I’m not giving up hope just yet. But I’m forcing myself, for obvious reasons, to realize that it is very possible that a home birth for this child is just not going to happen. Now I’ve always known there was no guarantee that a home birth was going to happen. Life is not perfect, things go wrong and it certainly doesn’t always come out as we had hoped/desired. So I have always kept that in perspective (well, as best as I could anyway). And now here I sit, it’s October 28 and the baby was due much earlier in the month. There’s not much left to do.
I guess you could say that I’ve started the grieving process. Not because I’ve thrown in the towel on this one, but because I need to emotionally and mentally prepare myself for the very likely hood of a hospital birth. I know that most people would think “so what?” to having your baby in the hospital. There are certainly worse things that could happen and you have a baby in your arms at the end. These things are true. It’s just painful when you realize that a dream is dying and will not come about. I’ve always said, through out this pregnancy, that God is in control and what His will is, is what I want. I’m not going to insist that God necessarily cares where a child is born for the most part. But in this instance, He obviously knows something that we don’t and perhaps He knows it would be best for the child, and maybe me, to not have the birth occur at home. I have to allow that possibility, for why else would my body stop and go, stop and go so many times? Yes, this has been the pattern for the other childrens births, but never to this degree. It’s not that contractions won’t start, it’s that they won’t keep going. Something is stopping them.
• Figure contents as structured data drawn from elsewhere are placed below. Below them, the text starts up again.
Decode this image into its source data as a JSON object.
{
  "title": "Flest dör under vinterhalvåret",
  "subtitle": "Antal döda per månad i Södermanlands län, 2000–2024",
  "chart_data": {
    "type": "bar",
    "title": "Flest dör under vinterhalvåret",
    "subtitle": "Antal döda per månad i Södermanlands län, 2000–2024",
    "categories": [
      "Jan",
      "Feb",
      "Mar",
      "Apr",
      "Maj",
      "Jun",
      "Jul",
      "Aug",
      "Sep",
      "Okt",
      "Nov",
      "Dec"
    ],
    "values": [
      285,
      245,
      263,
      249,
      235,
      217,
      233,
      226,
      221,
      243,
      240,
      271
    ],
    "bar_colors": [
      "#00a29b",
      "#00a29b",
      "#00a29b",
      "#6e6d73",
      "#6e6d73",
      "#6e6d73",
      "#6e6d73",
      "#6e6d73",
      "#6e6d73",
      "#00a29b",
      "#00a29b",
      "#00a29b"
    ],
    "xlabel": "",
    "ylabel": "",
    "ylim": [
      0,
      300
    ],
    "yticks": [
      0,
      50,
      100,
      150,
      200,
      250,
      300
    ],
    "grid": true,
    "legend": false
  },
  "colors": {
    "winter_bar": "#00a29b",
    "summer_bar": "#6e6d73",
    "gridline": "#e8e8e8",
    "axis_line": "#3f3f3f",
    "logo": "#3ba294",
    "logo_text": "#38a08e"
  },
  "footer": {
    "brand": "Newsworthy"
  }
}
So I’m beginning to let it go. I’m still grieving and I’m still hurting that this could end in the setting I was trying to avoid. My time is not up just yet, but it’s running out very quickly. I still trust Him, though. I trust that He knows what’s best, regardless of my dreams and desires. I’ll continue to hope that this child is born at home until the very end, for all mothers know that labor can begin at any moment and for any reason. But I won’t hold on to it so tightly that if Monday rolls around and we still haven’t had this baby, I’m not able to handle it.